Divisa e corsi d’inglese I tassisti si ribellano: «C’è già il regolamento»

«Secondo lei, il cliente preferisce un taxista che in venti minuti riesca a «recapitarlo» a Linate o uno che, invece, in abito scuro gli spieghi in Oxford english le guglie del Duomo, una ad una, perché tanto per Linate ci vuole un’ora e mezzo di tempo?». È chiaro il taxi-pensiero all’indomani della proposta avanzata dall’assessore alle Attività produttive del Comune, Giovanni Terzi, di introdurre un dress code, corsi di lingua e di cultura generale per la categoria.

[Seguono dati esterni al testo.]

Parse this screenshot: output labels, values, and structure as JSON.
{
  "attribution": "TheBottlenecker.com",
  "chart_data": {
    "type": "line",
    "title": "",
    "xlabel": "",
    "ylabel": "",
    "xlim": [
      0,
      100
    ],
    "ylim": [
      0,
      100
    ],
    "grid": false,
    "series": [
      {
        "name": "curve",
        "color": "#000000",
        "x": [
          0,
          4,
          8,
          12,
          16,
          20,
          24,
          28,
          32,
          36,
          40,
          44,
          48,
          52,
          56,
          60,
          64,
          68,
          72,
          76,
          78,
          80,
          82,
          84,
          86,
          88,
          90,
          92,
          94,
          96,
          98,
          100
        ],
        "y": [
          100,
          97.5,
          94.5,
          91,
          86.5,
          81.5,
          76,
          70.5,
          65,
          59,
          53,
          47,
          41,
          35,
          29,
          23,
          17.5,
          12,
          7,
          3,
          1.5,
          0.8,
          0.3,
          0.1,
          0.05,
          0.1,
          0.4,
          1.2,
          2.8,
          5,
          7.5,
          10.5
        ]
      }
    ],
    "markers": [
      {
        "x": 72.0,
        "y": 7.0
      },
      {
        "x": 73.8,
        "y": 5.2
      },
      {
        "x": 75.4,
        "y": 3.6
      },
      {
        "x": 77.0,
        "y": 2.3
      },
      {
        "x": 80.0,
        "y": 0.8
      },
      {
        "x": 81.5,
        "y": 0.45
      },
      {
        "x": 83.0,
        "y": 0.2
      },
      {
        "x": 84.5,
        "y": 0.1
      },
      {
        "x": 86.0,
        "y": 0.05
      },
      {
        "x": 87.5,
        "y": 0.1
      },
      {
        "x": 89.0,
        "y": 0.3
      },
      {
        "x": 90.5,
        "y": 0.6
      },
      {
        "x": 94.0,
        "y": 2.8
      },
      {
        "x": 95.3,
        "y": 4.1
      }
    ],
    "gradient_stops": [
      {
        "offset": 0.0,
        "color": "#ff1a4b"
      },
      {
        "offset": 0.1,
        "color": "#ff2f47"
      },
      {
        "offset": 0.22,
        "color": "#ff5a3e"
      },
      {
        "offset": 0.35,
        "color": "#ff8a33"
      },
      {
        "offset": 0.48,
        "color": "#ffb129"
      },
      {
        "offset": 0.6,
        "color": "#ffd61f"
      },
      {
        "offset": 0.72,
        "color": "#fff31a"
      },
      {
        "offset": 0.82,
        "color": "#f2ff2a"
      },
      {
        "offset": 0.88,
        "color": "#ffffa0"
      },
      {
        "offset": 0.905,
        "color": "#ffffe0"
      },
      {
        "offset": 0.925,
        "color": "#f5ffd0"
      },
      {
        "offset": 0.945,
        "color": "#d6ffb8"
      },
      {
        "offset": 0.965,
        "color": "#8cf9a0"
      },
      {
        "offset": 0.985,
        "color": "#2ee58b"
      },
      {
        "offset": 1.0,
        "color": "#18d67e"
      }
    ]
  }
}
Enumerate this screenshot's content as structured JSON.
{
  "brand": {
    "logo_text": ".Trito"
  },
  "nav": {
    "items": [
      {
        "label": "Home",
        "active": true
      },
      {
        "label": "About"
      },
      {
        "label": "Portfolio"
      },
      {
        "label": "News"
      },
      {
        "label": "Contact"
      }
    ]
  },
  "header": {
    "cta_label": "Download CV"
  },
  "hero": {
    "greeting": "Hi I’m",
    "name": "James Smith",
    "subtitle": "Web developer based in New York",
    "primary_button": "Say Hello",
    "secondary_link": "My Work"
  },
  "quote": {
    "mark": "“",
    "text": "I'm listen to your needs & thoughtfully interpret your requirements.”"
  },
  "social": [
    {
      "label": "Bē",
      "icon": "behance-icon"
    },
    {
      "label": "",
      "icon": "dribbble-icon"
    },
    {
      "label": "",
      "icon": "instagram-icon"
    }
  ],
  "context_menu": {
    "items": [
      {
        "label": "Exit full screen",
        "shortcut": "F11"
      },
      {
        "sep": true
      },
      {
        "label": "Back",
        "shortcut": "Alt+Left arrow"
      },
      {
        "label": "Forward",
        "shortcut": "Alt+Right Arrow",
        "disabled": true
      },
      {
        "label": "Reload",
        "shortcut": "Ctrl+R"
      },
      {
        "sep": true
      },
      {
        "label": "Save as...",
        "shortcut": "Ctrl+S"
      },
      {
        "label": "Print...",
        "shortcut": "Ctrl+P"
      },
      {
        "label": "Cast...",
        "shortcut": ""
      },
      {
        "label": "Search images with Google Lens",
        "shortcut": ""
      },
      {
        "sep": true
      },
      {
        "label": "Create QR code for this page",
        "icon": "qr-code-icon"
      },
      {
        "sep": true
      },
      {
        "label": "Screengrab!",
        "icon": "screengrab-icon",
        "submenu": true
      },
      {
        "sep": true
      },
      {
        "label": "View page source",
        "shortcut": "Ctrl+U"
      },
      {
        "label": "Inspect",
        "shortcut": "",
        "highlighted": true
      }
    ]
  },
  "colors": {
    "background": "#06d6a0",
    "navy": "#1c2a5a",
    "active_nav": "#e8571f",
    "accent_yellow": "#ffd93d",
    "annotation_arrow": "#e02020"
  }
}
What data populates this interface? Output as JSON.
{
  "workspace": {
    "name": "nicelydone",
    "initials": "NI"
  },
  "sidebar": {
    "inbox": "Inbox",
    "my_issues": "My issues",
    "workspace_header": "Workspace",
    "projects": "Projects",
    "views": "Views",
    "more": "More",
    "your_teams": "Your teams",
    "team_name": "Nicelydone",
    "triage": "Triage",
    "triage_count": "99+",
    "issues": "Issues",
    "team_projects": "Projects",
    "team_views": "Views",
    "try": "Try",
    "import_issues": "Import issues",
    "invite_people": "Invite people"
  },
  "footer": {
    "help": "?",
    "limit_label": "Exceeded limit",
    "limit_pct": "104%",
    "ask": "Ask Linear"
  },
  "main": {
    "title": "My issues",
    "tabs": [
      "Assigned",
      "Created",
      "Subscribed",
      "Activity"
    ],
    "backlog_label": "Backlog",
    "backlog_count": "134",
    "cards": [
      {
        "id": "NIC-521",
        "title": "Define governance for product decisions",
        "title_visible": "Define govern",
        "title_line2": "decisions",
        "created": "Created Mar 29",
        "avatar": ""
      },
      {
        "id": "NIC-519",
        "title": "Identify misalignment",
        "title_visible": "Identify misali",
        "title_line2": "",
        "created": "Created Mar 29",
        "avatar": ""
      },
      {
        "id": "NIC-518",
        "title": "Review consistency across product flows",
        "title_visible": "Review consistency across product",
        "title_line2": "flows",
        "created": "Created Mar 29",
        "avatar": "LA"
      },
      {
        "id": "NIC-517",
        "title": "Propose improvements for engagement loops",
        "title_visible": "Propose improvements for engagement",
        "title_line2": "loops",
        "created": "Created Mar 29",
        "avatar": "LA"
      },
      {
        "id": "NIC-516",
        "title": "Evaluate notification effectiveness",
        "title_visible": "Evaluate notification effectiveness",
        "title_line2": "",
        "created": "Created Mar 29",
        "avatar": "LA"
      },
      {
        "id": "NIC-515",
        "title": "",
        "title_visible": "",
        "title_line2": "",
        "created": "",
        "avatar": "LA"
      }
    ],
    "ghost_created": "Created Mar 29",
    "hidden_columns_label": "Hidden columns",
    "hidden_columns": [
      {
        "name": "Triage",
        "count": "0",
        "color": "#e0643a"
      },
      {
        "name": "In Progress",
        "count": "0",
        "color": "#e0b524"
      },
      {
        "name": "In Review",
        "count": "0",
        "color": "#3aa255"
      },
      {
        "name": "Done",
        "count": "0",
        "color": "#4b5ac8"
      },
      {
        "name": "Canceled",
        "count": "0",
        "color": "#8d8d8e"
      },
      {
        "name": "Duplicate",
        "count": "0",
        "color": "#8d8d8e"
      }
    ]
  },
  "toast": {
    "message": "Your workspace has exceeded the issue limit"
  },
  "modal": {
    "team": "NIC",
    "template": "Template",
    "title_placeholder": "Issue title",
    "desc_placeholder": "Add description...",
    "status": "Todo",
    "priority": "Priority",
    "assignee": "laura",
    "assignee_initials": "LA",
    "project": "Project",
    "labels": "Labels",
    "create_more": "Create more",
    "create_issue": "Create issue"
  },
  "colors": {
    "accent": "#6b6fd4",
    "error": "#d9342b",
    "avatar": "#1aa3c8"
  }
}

A riassumere le perplessità è Pietro Fumarola, 38 anni di cui 15 trascorsi alla guida del suo taxi. Bermuda e t-shirt in nuance brasiliana, portata su un sandalo di pelle, lui non si sente affatto fuori posto: «Siamo innanzitutto un mezzo di trasporto. Ed è l’efficienza che il cliente ci chiede». La pensa così anche Alberto Pazzini, 43 anni, da 20 alla guida di un taxi per le vie di Milano: elegantissimo, anche sotto la morsa dei quasi 40 gradi, spiega: «Il re è nudo: per l’Expo credono che basti “darci una ripulita” di cui peraltro non tutti abbiamo bisogno, senza però affrontare i problemi veri della categoria». E giù l’elenco dei desiderata, dal buono carburante, alle tariffe, al numero delle licenze, alle corsie preferenziali, ai posteggi sprovvisti di toilette. «Mettere al bando i bermuda?», gli fa eco Davide, tassista da pochi mesi, «ma se sono gli stilisti ad averlo sdoganato come capo chic anche in passerella?». Quello delle lingue poi è un falso problema secondo gli autisti: we already speak english, ripetono in coro. Giusto dare la possibilità di «aggiornarsi» a chi lo vuole, ma nessuna imposizione, soprattutto per chi magari non è più abituato a stare sui libri da decenni. Meglio, suggeriscono loro, introdurre un eventuale obbligo per le nuove leve. Franco Patté, novellino non lo è proprio, dopo 23 anni passati al volante: abbigliamento rigoroso, indulge comunque al colore, con un bel pantalone becco d’oca: «Io, la divisa me la metterei se fossi dipendente. Ad essere decoroso ci penso da solo, non scherziamo». Favorevole al «codice» d’abbigliamento «se mi pagano loro» è invece Walter Rho che qualche canotta ed infradito di troppo ammette di averla vista fra i colleghi. Ma anche per lui questa proposta non va al cuore del problema: «Ci vendono l’acqua calda: nell’abilitazione la prova di inglese c’è già». E non è tutto: «Quando facciamo l’esame - aggiunge Fulvio Curtarelli, 52 anni, da 15 tassista - c’è una prova di conoscenza delle strade a cui è abbinata anche una verifica su monumenti, cinema, ristoranti e luoghi di interesse che si trovano sul percorso selezionato dagli esaminatori. Mi domando se in Comune sappiano come si svolge la nostra prova di abilitazione».

L’inglese non serve dunque? «What is this?, mi chiedono spesso i turisti quando costeggio il Monumentale», chiosa Curtarelli: «It is a cemetery, è un cimitero, gli dico io. E allora vedi che fan le corna e di domande non ne fanno più».